Илья чувствовал, как начинает привычно гудеть голова.
Он очень любил свою семью. Очень, правда. Но не всех сразу.
— А что ты такой бледный? Тебя в самолете укачало, да? Сколько раз я говорила, с твоим давлением нельзя летать, сел бы на поезд…
— Мама, мне нужно…
— Переодеться, я понимаю.
В левое ухо что-то бормотал Данька, в правое влетал заговорщицкий шепот сестры. Дед хихикал и подмигивал, показывая из-за спины бутылочку коньяка.
Да и Гера продолжала надрываться.
— Стоп! Тихо. Я очень соскучился и рад вас всех видеть, но…
— Мы тоже рады! Иди скорей за стол. Понукаемый со всех сторон, Илья побрел к террасе, продумывая план побега. Вдруг мама, шедшая впереди, круто затормозила, оборачиваясь к нему.
— Илюша, а что же ты один?
— А с кем он должен быть? — удивилась Маринка.
— Доченька, я же тебе говорила! — делая страшные глаза, напомнила Ольга Викторовна.
Дед пробился к Илье и горячо зашептал:
— Они еще сто лет будут балаболить.
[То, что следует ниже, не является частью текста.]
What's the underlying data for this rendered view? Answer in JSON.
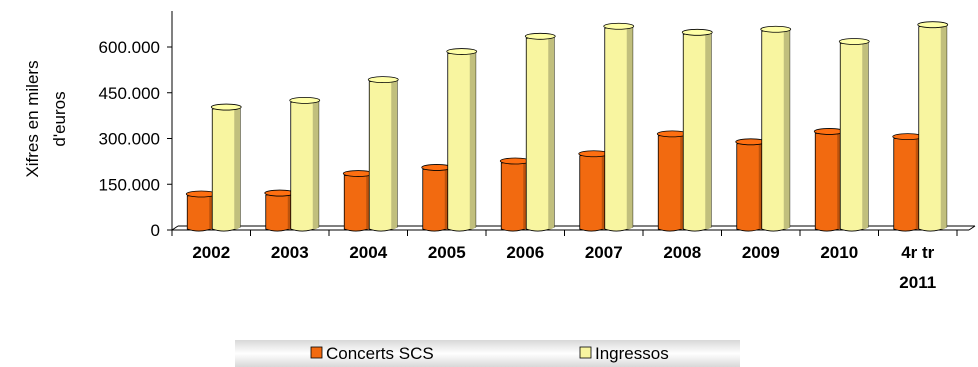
{
  "chart_data": {
    "type": "bar",
    "style": "3d-cylinder",
    "title": "",
    "xlabel": "",
    "ylabel_lines": [
      "Xifres en milers",
      "d'euros"
    ],
    "categories": [
      [
        "2002"
      ],
      [
        "2003"
      ],
      [
        "2004"
      ],
      [
        "2005"
      ],
      [
        "2006"
      ],
      [
        "2007"
      ],
      [
        "2008"
      ],
      [
        "2009"
      ],
      [
        "2010"
      ],
      [
        "4r tr",
        "2011"
      ]
    ],
    "series": [
      {
        "name": "Concerts SCS",
        "color": "#f26a10",
        "values": [
          105000,
          108000,
          172000,
          192000,
          213000,
          237000,
          302000,
          276000,
          310000,
          293000
        ]
      },
      {
        "name": "Ingressos",
        "color": "#f8f5a0",
        "values": [
          390000,
          412000,
          480000,
          572000,
          622000,
          655000,
          635000,
          645000,
          605000,
          660000
        ]
      }
    ],
    "ylim": [
      0,
      600000
    ],
    "yticks": [
      0,
      150000,
      300000,
      450000,
      600000
    ],
    "ytick_labels": [
      "0",
      "150.000",
      "300.000",
      "450.000",
      "600.000"
    ],
    "grid": false,
    "legend_position": "bottom"
  }
}
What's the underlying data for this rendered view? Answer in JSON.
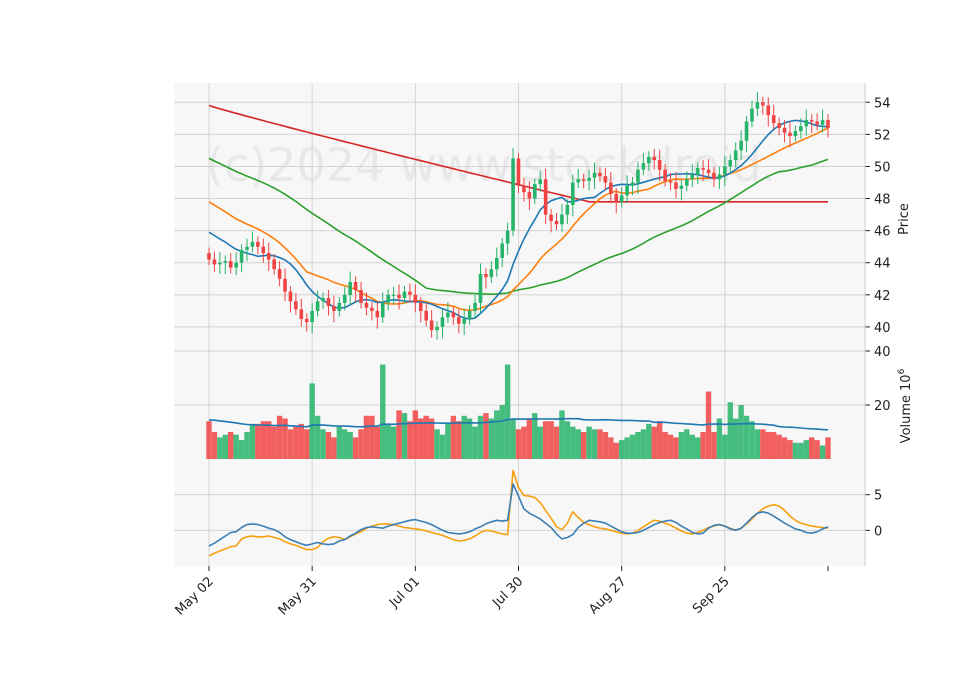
{
  "chart_data": {
    "type": "candlestick",
    "watermark": "(c)2024 www.stockdroid.",
    "x_ticks": [
      "May 02",
      "May 31",
      "Jul 01",
      "Jul 30",
      "Aug 27",
      "Sep 25"
    ],
    "price_axis": {
      "label": "Price",
      "ticks": [
        "40",
        "42",
        "44",
        "46",
        "48",
        "50",
        "52",
        "54"
      ],
      "range": [
        38.5,
        55.2
      ]
    },
    "volume_axis": {
      "label": "Volume",
      "exponent": "6",
      "ticks": [
        "20",
        "40"
      ],
      "range": [
        0,
        40
      ]
    },
    "osc_axis": {
      "ticks": [
        "0",
        "5"
      ],
      "range": [
        -5,
        10
      ]
    },
    "colors": {
      "up": "#26b36a",
      "down": "#f04444",
      "ma_short": "#1f77b4",
      "ma_mid": "#ff7f0e",
      "ma_long": "#2ca02c",
      "ma_200": "#d62728",
      "macd": "#3a7fb5",
      "signal": "#f5a00f",
      "vol_ma": "#1f77b4",
      "panel_bg": "#f7f7f7",
      "grid": "#d4d4d4"
    },
    "closes": [
      44.2,
      43.9,
      44.0,
      44.1,
      43.7,
      44.0,
      44.8,
      45.0,
      45.3,
      45.0,
      44.6,
      44.2,
      43.6,
      43.0,
      42.2,
      41.6,
      41.1,
      40.5,
      40.3,
      41.0,
      41.6,
      41.8,
      41.3,
      41.0,
      41.5,
      42.0,
      42.8,
      42.3,
      41.5,
      41.2,
      41.0,
      40.6,
      41.5,
      42.0,
      42.0,
      41.8,
      42.2,
      42.0,
      41.5,
      41.0,
      40.4,
      39.8,
      40.0,
      40.6,
      40.9,
      40.6,
      40.2,
      40.5,
      41.0,
      41.5,
      43.3,
      43.1,
      43.6,
      44.3,
      45.2,
      46.0,
      50.5,
      48.8,
      48.4,
      48.0,
      48.9,
      49.2,
      47.0,
      46.6,
      46.4,
      47.0,
      47.6,
      49.0,
      49.2,
      49.1,
      49.3,
      49.6,
      49.4,
      49.0,
      48.3,
      47.8,
      48.2,
      48.8,
      49.0,
      49.8,
      50.2,
      50.6,
      50.4,
      49.8,
      49.1,
      49.0,
      48.6,
      48.8,
      49.2,
      49.5,
      49.9,
      49.8,
      49.6,
      49.2,
      49.5,
      50.0,
      50.4,
      51.0,
      51.6,
      52.8,
      53.6,
      54.0,
      53.8,
      53.2,
      52.7,
      52.4,
      52.1,
      51.9,
      52.2,
      52.5,
      52.9,
      52.8,
      52.6,
      52.9,
      52.4
    ],
    "volumes": [
      14,
      10,
      8,
      9,
      10,
      9,
      7,
      10,
      13,
      13,
      14,
      14,
      12,
      16,
      15,
      11,
      12,
      13,
      11,
      28,
      16,
      11,
      10,
      8,
      12,
      11,
      10,
      8,
      11,
      16,
      16,
      12,
      35,
      13,
      12,
      18,
      17,
      14,
      18,
      15,
      16,
      15,
      11,
      9,
      13,
      16,
      14,
      16,
      15,
      12,
      16,
      17,
      15,
      18,
      20,
      35,
      15,
      11,
      12,
      15,
      17,
      12,
      14,
      14,
      12,
      18,
      14,
      12,
      11,
      10,
      12,
      11,
      11,
      10,
      8,
      6,
      7,
      8,
      9,
      10,
      11,
      13,
      12,
      14,
      10,
      9,
      8,
      10,
      11,
      9,
      8,
      10,
      25,
      10,
      15,
      9,
      21,
      15,
      20,
      16,
      14,
      11,
      11,
      10,
      10,
      9,
      8,
      7,
      6,
      6,
      7,
      8,
      7,
      5,
      8
    ],
    "macd": [
      -2.2,
      -1.8,
      -1.3,
      -0.8,
      -0.3,
      -0.2,
      0.4,
      0.8,
      0.9,
      0.8,
      0.6,
      0.3,
      0.1,
      -0.3,
      -0.9,
      -1.3,
      -1.6,
      -1.9,
      -2.1,
      -1.9,
      -1.7,
      -1.9,
      -2.0,
      -1.9,
      -1.5,
      -1.3,
      -0.8,
      -0.4,
      0.1,
      0.4,
      0.5,
      0.4,
      0.3,
      0.6,
      0.8,
      1.0,
      1.2,
      1.4,
      1.5,
      1.3,
      1.1,
      0.8,
      0.4,
      0.0,
      -0.3,
      -0.4,
      -0.5,
      -0.4,
      -0.2,
      0.2,
      0.5,
      0.9,
      1.2,
      1.4,
      1.3,
      1.4,
      6.5,
      4.8,
      3.0,
      2.4,
      2.0,
      1.6,
      1.0,
      0.4,
      -0.5,
      -1.2,
      -1.0,
      -0.6,
      0.4,
      1.0,
      1.4,
      1.3,
      1.2,
      1.0,
      0.6,
      0.2,
      -0.2,
      -0.4,
      -0.4,
      -0.3,
      0.0,
      0.4,
      0.8,
      1.1,
      1.3,
      1.4,
      1.1,
      0.6,
      0.2,
      -0.3,
      -0.5,
      -0.4,
      0.3,
      0.7,
      0.8,
      0.6,
      0.2,
      0.0,
      0.3,
      1.0,
      1.8,
      2.4,
      2.6,
      2.4,
      2.0,
      1.5,
      1.0,
      0.6,
      0.2,
      0.0,
      -0.3,
      -0.4,
      -0.2,
      0.2,
      0.5
    ],
    "signal": [
      -3.6,
      -3.2,
      -2.9,
      -2.6,
      -2.3,
      -2.2,
      -1.2,
      -0.9,
      -0.8,
      -0.9,
      -0.9,
      -0.8,
      -1.0,
      -1.2,
      -1.6,
      -1.9,
      -2.1,
      -2.4,
      -2.7,
      -2.7,
      -2.4,
      -1.6,
      -1.1,
      -0.9,
      -1.0,
      -1.3,
      -0.9,
      -0.5,
      -0.2,
      0.3,
      0.6,
      0.8,
      0.9,
      0.9,
      0.8,
      0.6,
      0.4,
      0.3,
      0.2,
      0.1,
      -0.1,
      -0.3,
      -0.5,
      -0.7,
      -1.0,
      -1.3,
      -1.5,
      -1.4,
      -1.2,
      -0.8,
      -0.3,
      0.0,
      -0.1,
      -0.3,
      -0.5,
      -0.6,
      8.4,
      6.0,
      4.9,
      4.8,
      4.6,
      3.9,
      2.8,
      1.7,
      0.5,
      0.1,
      1.0,
      2.6,
      1.8,
      1.1,
      0.8,
      0.5,
      0.3,
      0.2,
      0.0,
      -0.2,
      -0.4,
      -0.5,
      -0.4,
      0.0,
      0.5,
      1.0,
      1.4,
      1.3,
      1.0,
      0.7,
      0.3,
      -0.1,
      -0.4,
      -0.5,
      -0.3,
      0.0,
      0.4,
      0.6,
      0.8,
      0.6,
      0.3,
      0.0,
      0.3,
      0.9,
      1.6,
      2.4,
      3.0,
      3.4,
      3.6,
      3.4,
      2.8,
      2.0,
      1.4,
      1.0,
      0.8,
      0.6,
      0.5,
      0.4,
      0.3
    ]
  }
}
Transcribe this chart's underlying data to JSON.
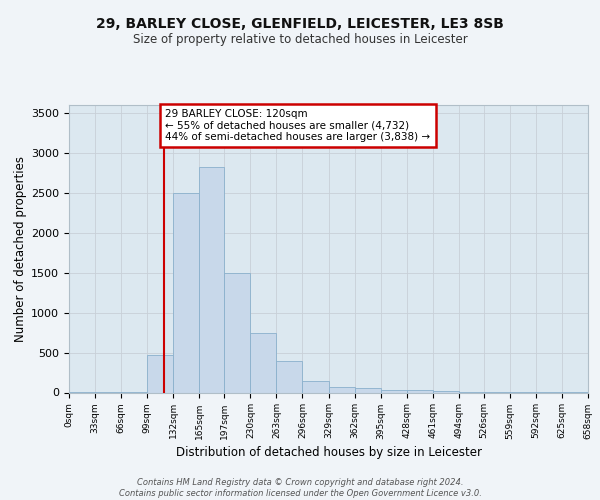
{
  "title": "29, BARLEY CLOSE, GLENFIELD, LEICESTER, LE3 8SB",
  "subtitle": "Size of property relative to detached houses in Leicester",
  "xlabel": "Distribution of detached houses by size in Leicester",
  "ylabel": "Number of detached properties",
  "bin_edges": [
    0,
    33,
    66,
    99,
    132,
    165,
    197,
    230,
    263,
    296,
    329,
    362,
    395,
    428,
    461,
    494,
    526,
    559,
    592,
    625,
    658
  ],
  "bin_heights": [
    2,
    3,
    5,
    470,
    2500,
    2820,
    1500,
    750,
    400,
    140,
    75,
    55,
    35,
    30,
    15,
    10,
    8,
    5,
    3,
    2
  ],
  "bar_facecolor": "#c8d8ea",
  "bar_edgecolor": "#8ab0cc",
  "bar_linewidth": 0.6,
  "grid_color": "#c8d0d8",
  "bg_color": "#dce8f0",
  "vline_x": 120,
  "vline_color": "#cc0000",
  "vline_lw": 1.5,
  "annotation_text": "29 BARLEY CLOSE: 120sqm\n← 55% of detached houses are smaller (4,732)\n44% of semi-detached houses are larger (3,838) →",
  "annotation_box_color": "#cc0000",
  "annotation_bg": "#ffffff",
  "ylim": [
    0,
    3600
  ],
  "yticks": [
    0,
    500,
    1000,
    1500,
    2000,
    2500,
    3000,
    3500
  ],
  "footer_text": "Contains HM Land Registry data © Crown copyright and database right 2024.\nContains public sector information licensed under the Open Government Licence v3.0.",
  "tick_labels": [
    "0sqm",
    "33sqm",
    "66sqm",
    "99sqm",
    "132sqm",
    "165sqm",
    "197sqm",
    "230sqm",
    "263sqm",
    "296sqm",
    "329sqm",
    "362sqm",
    "395sqm",
    "428sqm",
    "461sqm",
    "494sqm",
    "526sqm",
    "559sqm",
    "592sqm",
    "625sqm",
    "658sqm"
  ],
  "fig_bg": "#f0f4f8"
}
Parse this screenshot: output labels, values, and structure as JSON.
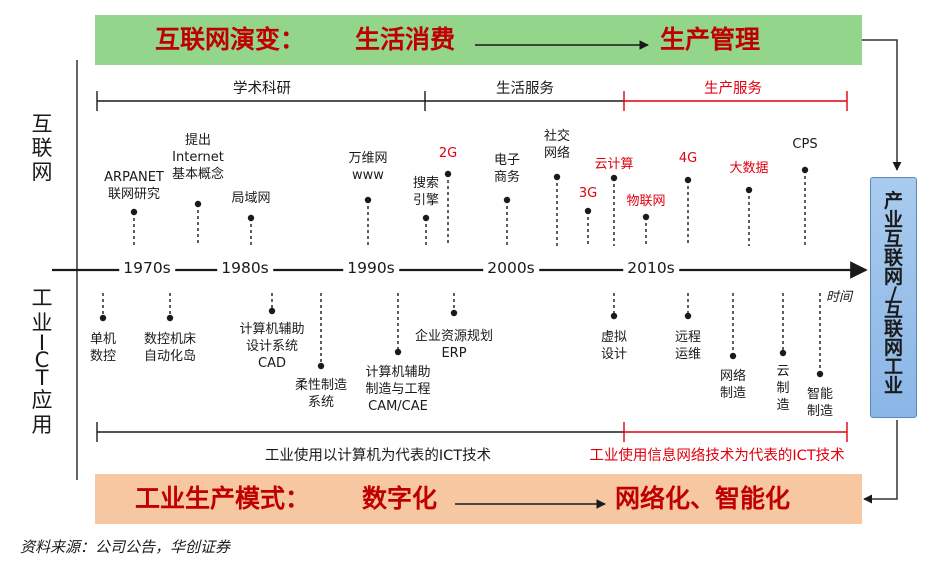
{
  "top_banner": {
    "prefix": "互联网演变：",
    "from": "生活消费",
    "to": "生产管理"
  },
  "bottom_banner": {
    "prefix": "工业生产模式：",
    "from": "数字化",
    "to": "网络化、智能化"
  },
  "left_labels": {
    "internet": [
      "互",
      "联",
      "网"
    ],
    "ict": [
      "工",
      "业",
      "I",
      "C",
      "T",
      "应",
      "用"
    ]
  },
  "top_segments": [
    "学术科研",
    "生活服务",
    "生产服务"
  ],
  "bottom_segments": [
    "工业使用以计算机为代表的ICT技术",
    "工业使用信息网络技术为代表的ICT技术"
  ],
  "decades": [
    "1970s",
    "1980s",
    "1990s",
    "2000s",
    "2010s"
  ],
  "time_axis_label": "时间",
  "internet_events": [
    {
      "lines": [
        "ARPANET",
        "联网研究"
      ],
      "red": false
    },
    {
      "lines": [
        "提出",
        "Internet",
        "基本概念"
      ],
      "red": false
    },
    {
      "lines": [
        "局域网"
      ],
      "red": false
    },
    {
      "lines": [
        "万维网",
        "www"
      ],
      "red": false
    },
    {
      "lines": [
        "搜索",
        "引擎"
      ],
      "red": false
    },
    {
      "lines": [
        "2G"
      ],
      "red": true
    },
    {
      "lines": [
        "电子",
        "商务"
      ],
      "red": false
    },
    {
      "lines": [
        "社交",
        "网络"
      ],
      "red": false
    },
    {
      "lines": [
        "3G"
      ],
      "red": true
    },
    {
      "lines": [
        "云计算"
      ],
      "red": true
    },
    {
      "lines": [
        "物联网"
      ],
      "red": true
    },
    {
      "lines": [
        "4G"
      ],
      "red": true
    },
    {
      "lines": [
        "大数据"
      ],
      "red": true
    },
    {
      "lines": [
        "CPS"
      ],
      "red": false
    }
  ],
  "ict_events": [
    {
      "lines": [
        "单机",
        "数控"
      ]
    },
    {
      "lines": [
        "数控机床",
        "自动化岛"
      ]
    },
    {
      "lines": [
        "计算机辅助",
        "设计系统",
        "CAD"
      ]
    },
    {
      "lines": [
        "柔性制造",
        "系统"
      ]
    },
    {
      "lines": [
        "计算机辅助",
        "制造与工程",
        "CAM/CAE"
      ]
    },
    {
      "lines": [
        "企业资源规划",
        "ERP"
      ]
    },
    {
      "lines": [
        "虚拟",
        "设计"
      ]
    },
    {
      "lines": [
        "远程",
        "运维"
      ]
    },
    {
      "lines": [
        "网络",
        "制造"
      ]
    },
    {
      "lines": [
        "云",
        "制",
        "造"
      ]
    },
    {
      "lines": [
        "智能",
        "制造"
      ]
    }
  ],
  "result_box": [
    "产",
    "业",
    "互",
    "联",
    "网",
    "/",
    "互",
    "联",
    "网",
    "工",
    "业"
  ],
  "source": "资料来源：公司公告，华创证券",
  "colors": {
    "green_banner": "#92d58b",
    "orange_banner": "#f7c7a1",
    "red": "#e0000f",
    "dark_red": "#c00000",
    "blue_box": "#8ab6e6"
  }
}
Давай-ка, внучек, за встречу дербалызнем. Ты видал, как я буфет-то поправил? Да-с, поправил, простоит еще дай бог!
Илья потер виски, пытаясь сосредоточиться. Бесполезно. Даже не стоит, наверное. Тогда он задумчиво уставился на бокал, да и выпил коньяк залпом, чего делать совершенно не следовало.
В желудке что-то содрогнулось, но жить стало немного веселей.
Данила нетерпеливо ерзал на отцовских коленках.
— Пап, а ты, правда, на маме больше не женишься?
— Данька, с чего ты взял? Нет, конечно. Дед, погоди, куда ты еще наливаешь?
— Закусывай, знай. Вон, бабка сколь наготовила.
— Илюша, Илюша, салфеточку возьми, — опомнилась Ольга Викторовна. — Ну что ты не расскажешь ничего? Да, а как же так получилось, что ты один-то? Мы думали, вы сразу из аэропорта приедете. Ты кушай, кушай. Вон салатик твой любимый, селедка под шубой. Картошечки давай побольше положу.
Ирина Федоровна перехватила тарелку внука.
— Не надо ему пюре с селедкой. Там соль одна. Витя, что с шашлыками?
— Ой, — обрадовалась Ольга Викторовна, — там же еще шашлыки. Илюшенька, ты не торопись, мясо подожди. Давай я тебе положу картошечки.
— Оля! Не надо картошки!
— Ах да.
Илья провел ладонями по лицу. В голове будто поселился целый полк и маршировал туда-сюда без остановки. Да еще и под аккомпанемент барабанов. Поспать бы… Завалиться на кровать, не раздеваясь, не занавешивая штор, и мутным взглядом уставиться в окно, где будут проплывать зеленые волны сосен. Слушать сквозь дремоту, как скрипит половицами старый дом, как дед под чутким руководством бабушки моет посуду, а мама комментирует двести сорок девятую серию «Новой жертвы» и стучит спицами, довязывая Даньке очередной свитер с лопоухим кроликом.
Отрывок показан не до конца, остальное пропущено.